Some recent exceptions and special items to note:

 

  • A couple of weeks ago I went to Fruita and Moab for five days of mountain biking. This was an intentional "crash" training week. The crash-part associated with the volume and intensity of training compared to normal and not the fall-off-your-bike kind of crash.

  • My Monday through Sunday volume for the two weeks around Moab was 17:00 and 15:00. In this case, it is more important to look at Wednesday through Tuesday training volume directly surrounding the trip. Total aerobic training for that seven-day block was 17:00 with "out" time (time spent looking at maps, eating, etc.) at 20:15. This is a big block for me and most every day included some intensity due to the nature of mountain biking.

  • I must be rested going into a crash training block and I must recover on the back side of it to reap the benefits.

  • I intentionally delayed my recovery some, due to a planned heavy week of work. I felt it too. I didn't feel good in my workouts and fully recovered until yesterday.

  • Training volume was cut by 60% (my 8 hour week was 40 percent of my 20-hour week) to enhance recovery. I can't give you exact numbers, but the volume of training intensity was cut as well, but some minimal intensity was included in the recovery week.

 

Summary key items:

 

1. As I've said before, consistency trumps all. My training volume is fairly consistent.

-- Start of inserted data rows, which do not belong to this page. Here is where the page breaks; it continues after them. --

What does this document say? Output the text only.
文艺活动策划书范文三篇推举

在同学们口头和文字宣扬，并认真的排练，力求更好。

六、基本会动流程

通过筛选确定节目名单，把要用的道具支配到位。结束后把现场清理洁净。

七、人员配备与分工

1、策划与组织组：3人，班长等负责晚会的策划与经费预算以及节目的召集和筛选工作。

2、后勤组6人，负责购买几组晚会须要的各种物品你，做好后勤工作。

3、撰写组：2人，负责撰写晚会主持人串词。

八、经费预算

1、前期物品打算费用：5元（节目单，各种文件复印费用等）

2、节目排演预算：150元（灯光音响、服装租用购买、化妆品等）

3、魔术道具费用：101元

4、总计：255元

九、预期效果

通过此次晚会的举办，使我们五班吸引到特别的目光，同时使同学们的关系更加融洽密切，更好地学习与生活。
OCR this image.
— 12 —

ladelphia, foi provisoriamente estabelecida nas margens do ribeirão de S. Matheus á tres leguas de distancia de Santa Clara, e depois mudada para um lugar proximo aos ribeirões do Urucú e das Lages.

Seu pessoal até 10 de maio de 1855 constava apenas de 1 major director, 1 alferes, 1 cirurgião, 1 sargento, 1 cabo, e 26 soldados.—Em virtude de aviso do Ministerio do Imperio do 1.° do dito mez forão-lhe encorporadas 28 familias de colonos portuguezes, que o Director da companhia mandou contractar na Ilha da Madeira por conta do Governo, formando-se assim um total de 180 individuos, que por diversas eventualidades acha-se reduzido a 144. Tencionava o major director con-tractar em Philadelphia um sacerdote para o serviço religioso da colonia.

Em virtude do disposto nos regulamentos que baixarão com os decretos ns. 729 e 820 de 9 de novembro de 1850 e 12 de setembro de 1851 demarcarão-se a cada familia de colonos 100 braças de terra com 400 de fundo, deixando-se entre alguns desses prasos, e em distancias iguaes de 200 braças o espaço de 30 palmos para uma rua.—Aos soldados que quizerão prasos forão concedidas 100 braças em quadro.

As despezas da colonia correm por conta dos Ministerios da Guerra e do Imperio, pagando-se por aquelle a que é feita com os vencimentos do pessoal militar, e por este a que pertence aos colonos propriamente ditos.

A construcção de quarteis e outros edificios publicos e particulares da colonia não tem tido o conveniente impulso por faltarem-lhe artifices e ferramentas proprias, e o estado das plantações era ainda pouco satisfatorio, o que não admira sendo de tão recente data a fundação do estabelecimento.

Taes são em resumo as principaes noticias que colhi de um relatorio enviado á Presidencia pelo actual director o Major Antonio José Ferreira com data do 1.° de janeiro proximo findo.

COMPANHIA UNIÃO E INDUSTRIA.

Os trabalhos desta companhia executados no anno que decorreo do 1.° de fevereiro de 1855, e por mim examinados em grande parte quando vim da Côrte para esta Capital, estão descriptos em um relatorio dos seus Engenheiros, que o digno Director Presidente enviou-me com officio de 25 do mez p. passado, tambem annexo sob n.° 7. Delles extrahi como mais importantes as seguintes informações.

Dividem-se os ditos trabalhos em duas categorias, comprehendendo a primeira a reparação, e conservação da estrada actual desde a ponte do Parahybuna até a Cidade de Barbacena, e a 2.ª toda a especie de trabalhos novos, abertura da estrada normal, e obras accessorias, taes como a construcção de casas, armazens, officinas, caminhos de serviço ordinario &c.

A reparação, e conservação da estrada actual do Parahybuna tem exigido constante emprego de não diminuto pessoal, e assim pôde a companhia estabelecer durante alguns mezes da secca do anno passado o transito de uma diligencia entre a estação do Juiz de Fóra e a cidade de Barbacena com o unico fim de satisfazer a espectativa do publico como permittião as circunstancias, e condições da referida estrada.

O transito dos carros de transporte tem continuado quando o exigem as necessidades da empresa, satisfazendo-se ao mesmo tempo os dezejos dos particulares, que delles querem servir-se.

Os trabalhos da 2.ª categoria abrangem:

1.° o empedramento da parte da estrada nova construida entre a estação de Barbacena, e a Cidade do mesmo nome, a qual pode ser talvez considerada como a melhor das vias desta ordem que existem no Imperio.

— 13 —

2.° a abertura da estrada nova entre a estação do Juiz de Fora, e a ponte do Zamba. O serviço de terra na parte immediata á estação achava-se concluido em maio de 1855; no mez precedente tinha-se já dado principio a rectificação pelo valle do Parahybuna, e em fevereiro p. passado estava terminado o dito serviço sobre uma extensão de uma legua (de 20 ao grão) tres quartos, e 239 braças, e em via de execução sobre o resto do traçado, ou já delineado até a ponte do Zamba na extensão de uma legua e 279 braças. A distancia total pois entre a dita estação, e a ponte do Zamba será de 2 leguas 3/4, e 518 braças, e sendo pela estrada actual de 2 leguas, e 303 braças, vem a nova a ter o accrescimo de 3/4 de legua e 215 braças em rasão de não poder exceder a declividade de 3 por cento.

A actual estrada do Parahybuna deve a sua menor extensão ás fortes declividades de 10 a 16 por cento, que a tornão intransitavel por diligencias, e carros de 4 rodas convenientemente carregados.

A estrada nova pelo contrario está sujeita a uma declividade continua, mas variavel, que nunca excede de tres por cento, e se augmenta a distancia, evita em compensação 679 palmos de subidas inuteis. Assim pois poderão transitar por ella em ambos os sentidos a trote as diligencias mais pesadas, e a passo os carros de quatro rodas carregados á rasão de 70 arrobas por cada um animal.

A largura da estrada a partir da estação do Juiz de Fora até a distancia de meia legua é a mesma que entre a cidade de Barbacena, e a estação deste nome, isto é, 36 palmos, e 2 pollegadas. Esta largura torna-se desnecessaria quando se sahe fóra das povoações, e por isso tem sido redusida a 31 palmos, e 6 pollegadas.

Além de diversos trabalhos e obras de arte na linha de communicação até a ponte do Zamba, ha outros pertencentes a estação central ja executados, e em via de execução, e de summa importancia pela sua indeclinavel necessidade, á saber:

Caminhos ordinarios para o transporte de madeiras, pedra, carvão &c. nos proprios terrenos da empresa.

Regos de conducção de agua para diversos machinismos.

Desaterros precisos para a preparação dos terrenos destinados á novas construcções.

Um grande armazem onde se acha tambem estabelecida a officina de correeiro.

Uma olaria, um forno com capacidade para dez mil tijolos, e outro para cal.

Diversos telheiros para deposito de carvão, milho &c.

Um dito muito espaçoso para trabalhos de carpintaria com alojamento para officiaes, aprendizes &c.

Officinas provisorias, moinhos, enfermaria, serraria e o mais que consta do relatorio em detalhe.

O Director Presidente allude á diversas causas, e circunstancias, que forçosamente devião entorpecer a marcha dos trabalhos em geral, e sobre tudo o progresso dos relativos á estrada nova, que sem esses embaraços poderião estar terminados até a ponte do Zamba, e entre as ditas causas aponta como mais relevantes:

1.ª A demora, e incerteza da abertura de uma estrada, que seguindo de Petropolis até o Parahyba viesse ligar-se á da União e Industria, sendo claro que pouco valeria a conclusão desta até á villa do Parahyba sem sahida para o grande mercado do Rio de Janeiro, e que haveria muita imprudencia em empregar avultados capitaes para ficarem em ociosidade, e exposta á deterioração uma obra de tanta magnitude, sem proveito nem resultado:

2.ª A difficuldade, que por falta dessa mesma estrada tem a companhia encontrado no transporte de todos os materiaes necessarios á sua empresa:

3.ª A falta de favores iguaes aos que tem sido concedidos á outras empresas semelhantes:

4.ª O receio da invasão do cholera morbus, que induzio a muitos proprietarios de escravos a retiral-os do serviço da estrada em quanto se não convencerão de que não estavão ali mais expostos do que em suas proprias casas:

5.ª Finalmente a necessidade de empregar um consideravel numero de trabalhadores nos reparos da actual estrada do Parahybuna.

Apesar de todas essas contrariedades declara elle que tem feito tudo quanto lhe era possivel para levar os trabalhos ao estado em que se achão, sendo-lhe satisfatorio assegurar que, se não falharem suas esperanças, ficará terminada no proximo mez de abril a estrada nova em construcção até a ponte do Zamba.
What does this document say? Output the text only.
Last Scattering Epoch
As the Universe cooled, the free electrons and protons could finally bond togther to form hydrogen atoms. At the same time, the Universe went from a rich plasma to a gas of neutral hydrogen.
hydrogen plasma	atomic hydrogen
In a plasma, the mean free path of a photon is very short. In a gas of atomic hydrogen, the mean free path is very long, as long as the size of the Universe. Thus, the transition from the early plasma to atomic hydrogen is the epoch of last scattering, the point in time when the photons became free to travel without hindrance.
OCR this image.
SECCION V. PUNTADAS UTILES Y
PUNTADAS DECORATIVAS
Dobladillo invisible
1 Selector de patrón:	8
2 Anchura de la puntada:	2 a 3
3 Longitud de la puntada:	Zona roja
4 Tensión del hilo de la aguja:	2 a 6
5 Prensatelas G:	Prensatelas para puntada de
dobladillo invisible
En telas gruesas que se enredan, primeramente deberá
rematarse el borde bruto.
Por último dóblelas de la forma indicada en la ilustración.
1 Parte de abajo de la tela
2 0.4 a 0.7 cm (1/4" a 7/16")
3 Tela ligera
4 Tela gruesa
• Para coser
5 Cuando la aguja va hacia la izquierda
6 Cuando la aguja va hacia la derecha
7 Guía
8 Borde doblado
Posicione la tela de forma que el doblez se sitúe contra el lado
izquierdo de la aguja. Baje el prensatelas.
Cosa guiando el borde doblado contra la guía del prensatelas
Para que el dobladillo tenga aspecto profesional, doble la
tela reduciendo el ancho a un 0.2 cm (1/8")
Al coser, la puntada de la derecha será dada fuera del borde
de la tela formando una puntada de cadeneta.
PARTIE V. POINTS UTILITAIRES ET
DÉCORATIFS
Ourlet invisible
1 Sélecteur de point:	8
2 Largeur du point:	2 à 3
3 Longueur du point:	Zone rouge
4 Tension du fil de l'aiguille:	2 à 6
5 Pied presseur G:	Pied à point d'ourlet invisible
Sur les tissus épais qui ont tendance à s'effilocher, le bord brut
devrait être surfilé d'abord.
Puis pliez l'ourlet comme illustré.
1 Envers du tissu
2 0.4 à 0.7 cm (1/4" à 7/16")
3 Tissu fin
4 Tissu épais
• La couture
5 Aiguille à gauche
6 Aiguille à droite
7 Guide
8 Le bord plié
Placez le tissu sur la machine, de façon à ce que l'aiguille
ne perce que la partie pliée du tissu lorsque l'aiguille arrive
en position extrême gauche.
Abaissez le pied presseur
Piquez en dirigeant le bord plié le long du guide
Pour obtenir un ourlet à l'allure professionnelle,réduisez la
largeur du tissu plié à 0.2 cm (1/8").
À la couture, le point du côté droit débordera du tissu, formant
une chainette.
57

2. The body adapts to consistency and in order to get better results, training must change.

3. How to change training can come in the form of changing variables such as overall training volume, individual workout volume, overall volume of intensity, individual workout intensity, mix of sports, frequency of workouts and timing of workouts. I'm probably missing a few items here, but this gets most of them.

4. You will see improvements in speed and/or endurance after a training stimulus, time and rest.

 

With this start of foundation knowledge, we can use it to discuss more training and self-coaching concepts.